Last summer, for example, Detroit-based DTE Energy completed its spinoff of its non-utility natural gas pipeline, storage and gathering business, called DT Midstream Inc.

DTE shareholders received a distribution of one share of DT Midstream common stock for every two shares of DTE common stock owned on June 18, 2021. 

DT Midstream — stock symbol DTM — had a compound annualized growth rate of 24.06% from the spinoff last year through trading Monday afternoon, Sowerby noted. 

DTE Energy — stock symbol DTE — had a compound annualized growth rate of 7.48% for the same time. 

This year, the stock market hit more than its share of 401(k)-altering speed bumps, particularly in the past few weeks when investors saw steep losses fueled by fears of ongoing skyrocketing inflation and recession worries.

DT Midstream's shares tumbled more than 18% in the past two weeks through June 17 after closing at $59.04 a share on June 7. DT Midstream stock closed at $49.94 on Tuesday, up $1.96 a share or 4.09%.

DTE closed at $134.05 a share on June 7 and fell nearly 13.7% by June 17. DTE closed at $117.14 a share on Tuesday, up $1.42 or 1.23%.
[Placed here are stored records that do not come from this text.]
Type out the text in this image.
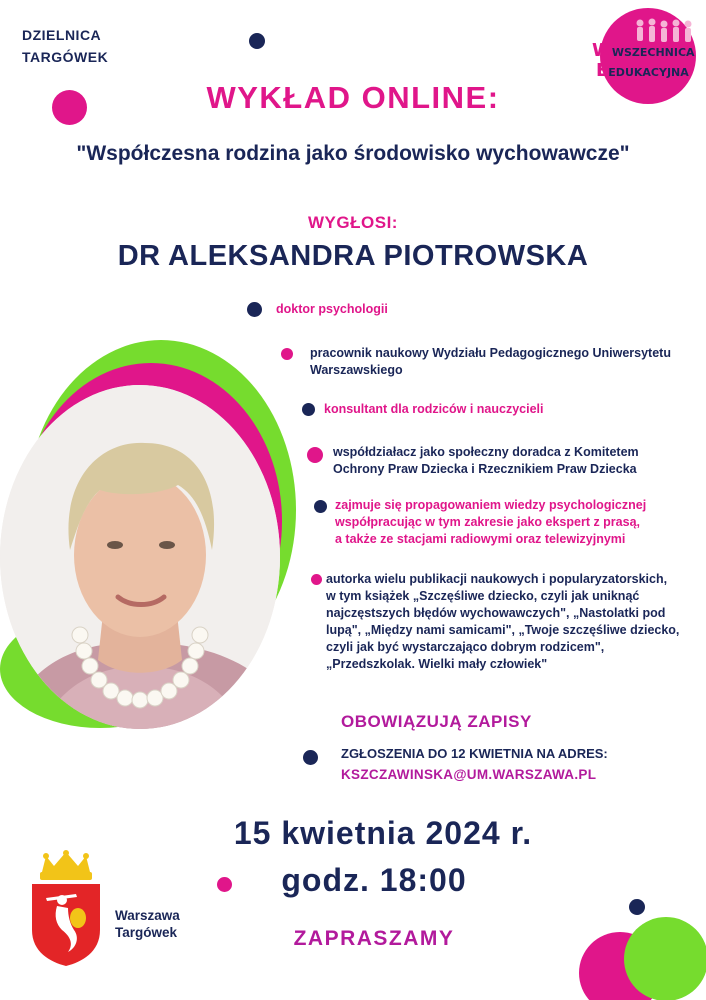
DZIELNICA
TARGÓWEK	WWSZECHNICA
EEDUKACYJNA
WYKŁAD ONLINE:
"Współczesna rodzina jako środowisko wychowawcze"
WYGŁOSI:
DR ALEKSANDRA PIOTROWSKA
doktor psychologii
pracownik naukowy Wydziału Pedagogicznego Uniwersytetu
Warszawskiego
konsultant dla rodziców i nauczycieli
współdziałacz jako społeczny doradca z Komitetem
Ochrony Praw Dziecka i Rzecznikiem Praw Dziecka
zajmuje się propagowaniem wiedzy psychologicznej
współpracując w tym zakresie jako ekspert z prasą,
a także ze stacjami radiowymi oraz telewizyjnymi
autorka wielu publikacji naukowych i popularyzatorskich,
w tym książek „Szczęśliwe dziecko, czyli jak uniknąć
najczęstszych błędów wychowawczych", „Nastolatki pod
lupą", „Między nami samicami", „Twoje szczęśliwe dziecko,
czyli jak być wystarczająco dobrym rodzicem",
„Przedszkolak. Wielki mały człowiek"
OBOWIĄZUJĄ ZAPISY
ZGŁOSZENIA DO 12 KWIETNIA NA ADRES:
KSZCZAWINSKA@UM.WARSZAWA.PL
15 kwietnia 2024 r.
godz. 18:00
ZAPRASZAMY
Warszawa
Targówek
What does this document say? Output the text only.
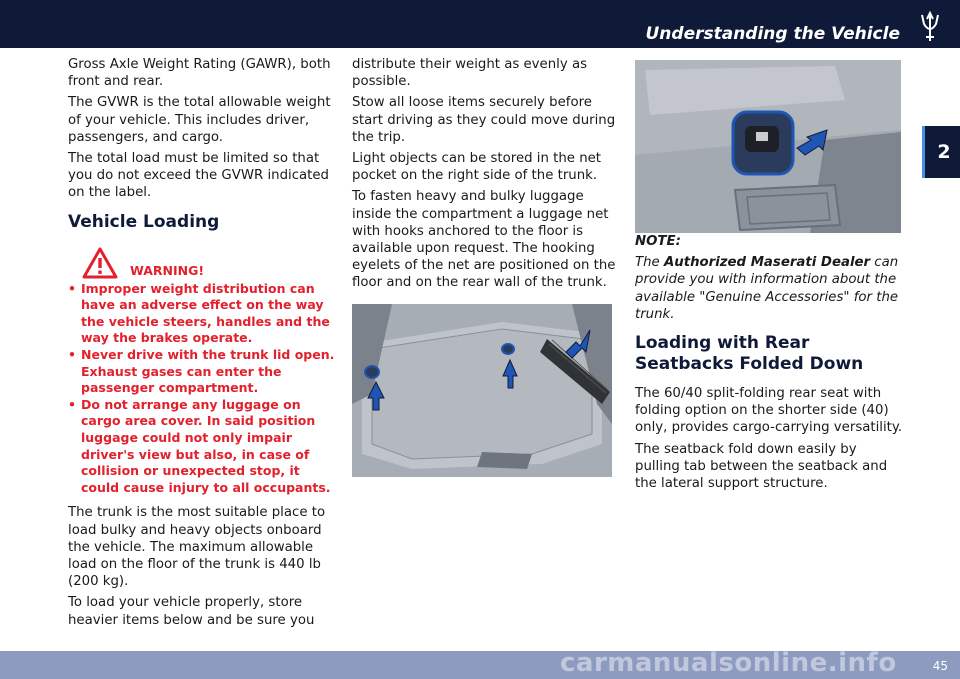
Understanding the Vehicle
2

Gross Axle Weight Rating (GAWR), both front and rear.

The GVWR is the total allowable weight of your vehicle. This includes driver, passengers, and cargo.

The total load must be limited so that you do not exceed the GVWR indicated on the label.

Vehicle Loading
WARNING!
• Improper weight distribution can have an adverse effect on the way the vehicle steers, handles and the way the brakes operate.
• Never drive with the trunk lid open. Exhaust gases can enter the passenger compartment.
• Do not arrange any luggage on cargo area cover. In said position luggage could not only impair driver's view but also, in case of collision or unexpected stop, it could cause injury to all occupants.

The trunk is the most suitable place to load bulky and heavy objects onboard the vehicle. The maximum allowable load on the floor of the trunk is 440 lb (200 kg).

To load your vehicle properly, store heavier items below and be sure you

distribute their weight as evenly as possible.

Stow all loose items securely before start driving as they could move during the trip.

Light objects can be stored in the net pocket on the right side of the trunk.

To fasten heavy and bulky luggage inside the compartment a luggage net with hooks anchored to the floor is available upon request. The hooking eyelets of the net are positioned on the floor and on the rear wall of the trunk.

NOTE:

The Authorized Maserati Dealer can provide you with information about the available "Genuine Accessories" for the trunk.

Loading with Rear Seatbacks Folded Down

The 60/40 split-folding rear seat with folding option on the shorter side (40) only, provides cargo-carrying versatility.

The seatback fold down easily by pulling tab between the seatback and the lateral support structure.

carmanualsonline.info	45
In the Kellogg spinoff, the company said, shareholders would receive shares in the two spinoff entities — cereal and plant — on a pro-rata basis relative to their Kellogg holdings at the record date for each spinoff.

Kellogg management expects that the North America Cereal Co. spinoff may take place ahead of the spinoff for the plant company. But both spinoffs are targeted to be completed by the end of 2023.